Severe fever with thrombocytopenia syndrome (SFTS) is an emerging infectious disease caused by severe fever with thrombocytopenia syndrome virus (SFTSV). Previous studies have indicated that SFTS patients have a high mortality rate, which may be related to cytokine storm and immune dysfunction. In our study, we analyzed differences in cytokines and lymphocyte subsets between severe and non-severe SFTS patients, with the aim of identifying predictors of severity.

Methods

We retrospectively analyzed demographic characteristics, clinical data, cytokine profiles, and lymphocyte subsets from 96 laboratory confirmed SFTS patients between April 2021 and August 2023.

Results

A total of 96 SFTS patients were enrolled, with a mean age of 65.05 (± 7.92) years old. According to our grouping criteria, 35 (36.5%) of these patients were classified as severe group, while 61 (63.5%) were classified as non-severe group.
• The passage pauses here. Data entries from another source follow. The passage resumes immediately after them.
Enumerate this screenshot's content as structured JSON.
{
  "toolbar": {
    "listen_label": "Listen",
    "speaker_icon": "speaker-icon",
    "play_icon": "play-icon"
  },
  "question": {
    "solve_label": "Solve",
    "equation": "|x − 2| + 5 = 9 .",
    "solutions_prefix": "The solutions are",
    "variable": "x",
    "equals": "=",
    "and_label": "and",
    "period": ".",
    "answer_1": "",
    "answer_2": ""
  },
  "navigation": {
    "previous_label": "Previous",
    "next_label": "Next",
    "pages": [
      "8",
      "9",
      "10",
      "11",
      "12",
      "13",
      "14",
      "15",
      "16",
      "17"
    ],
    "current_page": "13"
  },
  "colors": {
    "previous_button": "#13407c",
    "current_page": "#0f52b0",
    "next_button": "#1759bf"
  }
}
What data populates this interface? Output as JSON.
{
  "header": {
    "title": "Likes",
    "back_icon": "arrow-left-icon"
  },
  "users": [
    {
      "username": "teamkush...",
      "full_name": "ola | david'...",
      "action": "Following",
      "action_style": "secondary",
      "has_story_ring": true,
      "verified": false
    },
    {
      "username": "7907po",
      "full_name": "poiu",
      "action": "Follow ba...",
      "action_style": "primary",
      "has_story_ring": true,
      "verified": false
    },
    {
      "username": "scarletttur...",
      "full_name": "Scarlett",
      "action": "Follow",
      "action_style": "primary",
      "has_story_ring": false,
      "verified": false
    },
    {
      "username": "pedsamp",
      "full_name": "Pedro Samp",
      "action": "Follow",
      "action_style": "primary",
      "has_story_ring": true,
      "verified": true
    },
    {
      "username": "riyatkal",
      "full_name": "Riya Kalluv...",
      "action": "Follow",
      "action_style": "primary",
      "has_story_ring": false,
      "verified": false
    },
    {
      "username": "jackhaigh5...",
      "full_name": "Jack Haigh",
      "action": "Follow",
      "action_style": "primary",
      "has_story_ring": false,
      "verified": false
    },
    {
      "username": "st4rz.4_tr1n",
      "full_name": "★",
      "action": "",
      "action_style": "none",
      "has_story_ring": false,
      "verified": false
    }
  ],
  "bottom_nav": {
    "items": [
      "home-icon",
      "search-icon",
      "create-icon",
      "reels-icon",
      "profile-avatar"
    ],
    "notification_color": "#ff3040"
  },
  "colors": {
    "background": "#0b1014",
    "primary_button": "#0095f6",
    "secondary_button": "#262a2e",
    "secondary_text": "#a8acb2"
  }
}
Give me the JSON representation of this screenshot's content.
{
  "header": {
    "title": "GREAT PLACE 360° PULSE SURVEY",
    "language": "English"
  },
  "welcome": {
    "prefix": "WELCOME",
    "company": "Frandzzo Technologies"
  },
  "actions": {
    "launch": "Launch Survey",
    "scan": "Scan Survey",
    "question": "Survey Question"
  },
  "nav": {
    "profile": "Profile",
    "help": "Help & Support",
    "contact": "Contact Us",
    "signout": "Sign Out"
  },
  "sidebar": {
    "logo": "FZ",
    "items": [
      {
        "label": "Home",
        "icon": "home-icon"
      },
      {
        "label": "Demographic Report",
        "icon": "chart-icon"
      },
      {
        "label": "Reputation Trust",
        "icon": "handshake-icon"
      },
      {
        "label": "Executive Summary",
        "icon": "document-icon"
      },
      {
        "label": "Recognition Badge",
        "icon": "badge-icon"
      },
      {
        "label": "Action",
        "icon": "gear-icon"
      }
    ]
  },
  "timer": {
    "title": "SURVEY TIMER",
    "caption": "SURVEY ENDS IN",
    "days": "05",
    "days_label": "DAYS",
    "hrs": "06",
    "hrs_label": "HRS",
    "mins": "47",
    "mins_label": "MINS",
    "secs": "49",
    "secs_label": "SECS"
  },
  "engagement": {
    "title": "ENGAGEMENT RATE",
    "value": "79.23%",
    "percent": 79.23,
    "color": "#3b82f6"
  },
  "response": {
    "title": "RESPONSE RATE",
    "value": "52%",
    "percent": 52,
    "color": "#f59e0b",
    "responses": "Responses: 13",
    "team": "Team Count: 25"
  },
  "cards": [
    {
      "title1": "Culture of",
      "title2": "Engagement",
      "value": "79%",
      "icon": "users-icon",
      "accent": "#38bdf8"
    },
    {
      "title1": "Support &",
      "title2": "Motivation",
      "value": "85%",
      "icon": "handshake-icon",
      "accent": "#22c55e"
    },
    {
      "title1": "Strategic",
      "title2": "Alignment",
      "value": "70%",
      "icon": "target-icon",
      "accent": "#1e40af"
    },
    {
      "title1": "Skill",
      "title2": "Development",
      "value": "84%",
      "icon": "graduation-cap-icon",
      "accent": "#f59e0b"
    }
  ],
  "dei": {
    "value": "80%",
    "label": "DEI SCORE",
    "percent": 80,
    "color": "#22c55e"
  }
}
Univariate analysis revealed that age, interleukin-6 (IL-6), interleukin-8 (IL-8), interleukin-10 (IL-10), interferon-α (IFN-α), CD4 + T cell, and CD8 + T cell counts were risk predictors for the severity of SFTS. Further multivariable logistic regression analysis confirmed age, IL-6 levels, and CD4 + T cell counts as independent predictors of SFTS severity.

Conclusions

Severe SFTS patients may experience cytokine storms and immune dysfunction. Aging, elevated levels of IL-6, and decreased CD4 + T cell count may serve as independent predictors for the severity of SFTS.

Background

Severe fever with thrombocytopenia syndrome (SFTS), an emerging infectious disease caused by severe fever with thrombocytopenia syndrome virus (SFTSV), was first reported in China in 2010 [1]. The primary mode of transmission of SFTSV is through tick bites. However, person-to-person transmission has been identified through epidemiological investigations of SFTS patients [2]. SFTS patients typically present with fever, thrombocytopenia, leukopenia, and gastrointestinal symptoms. Some SFTS patients progress rapidly and develop multiple organ dysfunction syndrome (MODS), which is closely associated with fatal outcomes [1]. Case-fatality rates vary between 5% and 30%, and the average mortality rate remains high due to the lack of effective treatment [3].

At present, the pathophysiological mechanisms leading to severe illness in SFTS patients remain unclear. Previous studies have suggested that cytokine storms are among the pathophysiological features, with elevated levels of certain cytokines observed in severe SFTS patients [4,5,6]. Based on which, clinicians are exploring the use of biologics to treat SFTS and potentially reduce mortality rates [7]. In our study, we analyzed differences in cytokines and lymphocyte subsets between patients with non-severe SFTS and those with severe SFTS, aiming to identify predictors contributing to the severity of SFTS. We anticipate that our findings will aid in the early identification of severe SFTS cases and offer evidence to support clinicians in utilizing biologics to mitigate cytokine storms.

Methods

Study design

To investigate the roles of cytokines and lymphocyte subsets in the severity of SFTS, we conducted a retrospective analysis of demographic characteristics, clinical data, cytokines, and lymphocyte subsets from 96 laboratory confirmed SFTS patients. The patients were treated at two tertiary hospitals (Qilu Hospital of Shandong University and Shandong Public Health Clinical Center) in Shandong province between April 2021 and August 2023. This study was approved by the Medical Ethical Committee at Qilu Hospital of Shandong University (2021 − 120), and written informed consent was obtained from all enrolled patients or their guardians. All methods were performed in accordance with the Declaration of Helsinki and relevant guidelines and regulations.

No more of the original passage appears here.